I'd agree with this as I think many will be inclined to take the $5k upgrades (Roof, Stereo, Interior etc ... )

I simply don't need 320 miles as I have a level 2 charger in my garage and rarely need to drive over 220 miles in a day. Even if I did need to drive more miles I'm sure I could hit a supercharger for a short period to get some additional range. I really think most people would be fine with the standard range and $9k for the larger battery is quite a bit of money. I also don't really care about 0-60 speed .... even the base model is plenty quick enough for me. I'd bet between $40-50k would be the sweet spot for many, especially if we could get the full tax credit which in my case would be $10k as I live in CA.

AND even at $35k a 30% margin is a pretty nice profit .... considering Tesla has much lower operating expenses (No Dealer markups, advertising, union labor ... etc....)

Cheers to the longs.
 
it’s obv (demographically) the largest %age of the 400k+ are waiting for base. i think only a couple % are P to be conservative. and i’m not worried about demand like some insist on pushing out there. i’m pleasantly surprised that they have at least 50k (seemingly) of the LR RWD which as we know has a nice yield. maybe there’s 100k of that build? who knows. but it’s still fun to talk about it.

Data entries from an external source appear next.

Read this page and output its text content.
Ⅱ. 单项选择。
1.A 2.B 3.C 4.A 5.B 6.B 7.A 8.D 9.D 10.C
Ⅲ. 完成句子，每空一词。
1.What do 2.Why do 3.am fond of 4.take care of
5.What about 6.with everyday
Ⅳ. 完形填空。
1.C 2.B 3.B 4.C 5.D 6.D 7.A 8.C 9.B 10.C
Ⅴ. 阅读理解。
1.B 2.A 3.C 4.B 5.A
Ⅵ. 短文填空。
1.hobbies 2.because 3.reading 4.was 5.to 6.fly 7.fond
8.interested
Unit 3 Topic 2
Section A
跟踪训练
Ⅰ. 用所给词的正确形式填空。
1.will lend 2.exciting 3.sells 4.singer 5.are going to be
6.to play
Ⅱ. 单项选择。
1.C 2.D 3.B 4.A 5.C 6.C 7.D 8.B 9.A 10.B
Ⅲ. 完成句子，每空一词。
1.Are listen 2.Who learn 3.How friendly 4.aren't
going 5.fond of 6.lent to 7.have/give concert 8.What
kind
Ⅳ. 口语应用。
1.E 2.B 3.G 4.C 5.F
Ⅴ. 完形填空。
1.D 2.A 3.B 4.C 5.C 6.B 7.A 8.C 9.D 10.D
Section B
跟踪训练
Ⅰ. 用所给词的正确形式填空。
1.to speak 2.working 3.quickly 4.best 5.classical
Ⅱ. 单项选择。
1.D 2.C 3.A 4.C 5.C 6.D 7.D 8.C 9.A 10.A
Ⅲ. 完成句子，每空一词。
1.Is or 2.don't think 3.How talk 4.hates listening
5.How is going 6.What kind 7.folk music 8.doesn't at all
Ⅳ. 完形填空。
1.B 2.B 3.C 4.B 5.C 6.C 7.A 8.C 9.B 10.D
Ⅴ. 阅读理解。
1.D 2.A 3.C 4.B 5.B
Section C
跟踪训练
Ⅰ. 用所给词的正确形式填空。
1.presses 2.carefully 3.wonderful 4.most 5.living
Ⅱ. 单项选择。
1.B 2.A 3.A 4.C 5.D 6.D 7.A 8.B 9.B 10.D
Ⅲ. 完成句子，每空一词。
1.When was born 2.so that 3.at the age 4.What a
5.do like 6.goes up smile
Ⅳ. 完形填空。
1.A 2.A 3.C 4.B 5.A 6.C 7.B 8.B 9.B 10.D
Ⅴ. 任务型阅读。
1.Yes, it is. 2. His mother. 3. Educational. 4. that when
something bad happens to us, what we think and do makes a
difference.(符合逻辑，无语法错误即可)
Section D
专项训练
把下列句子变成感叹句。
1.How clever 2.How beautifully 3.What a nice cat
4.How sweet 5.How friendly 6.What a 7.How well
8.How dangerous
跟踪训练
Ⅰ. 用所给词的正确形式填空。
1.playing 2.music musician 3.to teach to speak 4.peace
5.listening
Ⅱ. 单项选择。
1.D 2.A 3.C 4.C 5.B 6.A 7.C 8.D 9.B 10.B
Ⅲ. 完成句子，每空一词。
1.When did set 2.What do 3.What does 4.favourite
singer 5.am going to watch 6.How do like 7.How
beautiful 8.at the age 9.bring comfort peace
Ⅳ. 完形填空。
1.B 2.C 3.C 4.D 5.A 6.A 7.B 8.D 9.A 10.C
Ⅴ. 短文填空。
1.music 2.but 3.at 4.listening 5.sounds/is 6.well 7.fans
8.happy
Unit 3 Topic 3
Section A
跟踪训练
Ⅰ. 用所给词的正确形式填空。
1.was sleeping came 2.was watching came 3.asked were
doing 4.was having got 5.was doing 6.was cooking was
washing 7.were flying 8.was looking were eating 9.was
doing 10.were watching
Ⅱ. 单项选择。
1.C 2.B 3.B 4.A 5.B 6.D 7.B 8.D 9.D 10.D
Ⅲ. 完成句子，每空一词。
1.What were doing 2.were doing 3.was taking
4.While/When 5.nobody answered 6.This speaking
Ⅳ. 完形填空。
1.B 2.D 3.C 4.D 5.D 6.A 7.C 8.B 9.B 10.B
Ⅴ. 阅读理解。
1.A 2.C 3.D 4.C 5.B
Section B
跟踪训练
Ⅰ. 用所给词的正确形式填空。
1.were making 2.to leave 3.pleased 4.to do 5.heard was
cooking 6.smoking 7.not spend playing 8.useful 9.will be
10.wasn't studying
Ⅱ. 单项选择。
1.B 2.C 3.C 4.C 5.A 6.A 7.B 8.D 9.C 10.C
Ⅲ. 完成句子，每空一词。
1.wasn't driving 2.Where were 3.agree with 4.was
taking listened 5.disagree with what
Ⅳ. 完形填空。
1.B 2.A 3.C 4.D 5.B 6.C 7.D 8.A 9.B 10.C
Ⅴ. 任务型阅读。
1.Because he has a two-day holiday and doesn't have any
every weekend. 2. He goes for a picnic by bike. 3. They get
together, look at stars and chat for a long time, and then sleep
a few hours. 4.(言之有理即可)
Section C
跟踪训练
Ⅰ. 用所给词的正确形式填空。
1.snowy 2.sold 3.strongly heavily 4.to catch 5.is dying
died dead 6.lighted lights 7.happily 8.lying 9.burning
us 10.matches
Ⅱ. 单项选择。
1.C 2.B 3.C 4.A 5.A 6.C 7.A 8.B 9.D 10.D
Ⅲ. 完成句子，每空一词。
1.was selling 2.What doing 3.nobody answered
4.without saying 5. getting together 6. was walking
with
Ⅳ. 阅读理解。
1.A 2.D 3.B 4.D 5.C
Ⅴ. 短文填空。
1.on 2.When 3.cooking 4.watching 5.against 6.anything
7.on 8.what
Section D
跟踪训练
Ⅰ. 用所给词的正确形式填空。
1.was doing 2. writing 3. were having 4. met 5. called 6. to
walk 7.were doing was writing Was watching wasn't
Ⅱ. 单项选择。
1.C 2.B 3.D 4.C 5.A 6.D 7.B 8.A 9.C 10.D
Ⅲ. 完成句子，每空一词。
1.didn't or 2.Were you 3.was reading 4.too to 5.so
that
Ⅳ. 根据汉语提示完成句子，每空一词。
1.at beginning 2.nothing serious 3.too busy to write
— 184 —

I'm pretty sure the P take-rate for early Model S production was far greater than a "couple %". I am an early 2013 non-P owner (10XXX VIN), and when I finally started to see other Esses around here, it felt like as many or more were P models than standards like mine.

I don't know if this will exactly map to the 3 take mix... but I suspect far greater than what you suggest. It wouldn't surprise me if 25-50% were P's....
 
the cnbc chanos interview just another anti musk one sided hit piece, not that i expected anything else. sorry, not even worth putting here. i had to watch it, but it pained me clicking on worthless cnbc, especially lying manipulating handpicked for interview wapner, i’d rather pick up boomer doodoo

My reaction on twitter.

S Padival on Twitter
 
I think it is fine for Tesla to get value as a automaker. What's missing here is that Tesla will be taking market share at favorable margins. So the market will value it as a growing automaker. It is growth that pushes up the PE ratio.

Tesla will have a solid share of the EV market, maybe 20%. It should hold onto that as EVs come to dominate the whole auto market. Thus, Tesla will have a path to a 20% share of the whole auto industry. This would make it twice as large as Toyota or VW. I think grabbing market share will be the name of the game once EVs capture 5 to 10 percent of the market.
Appreciate your thoughtful, on-topic reply.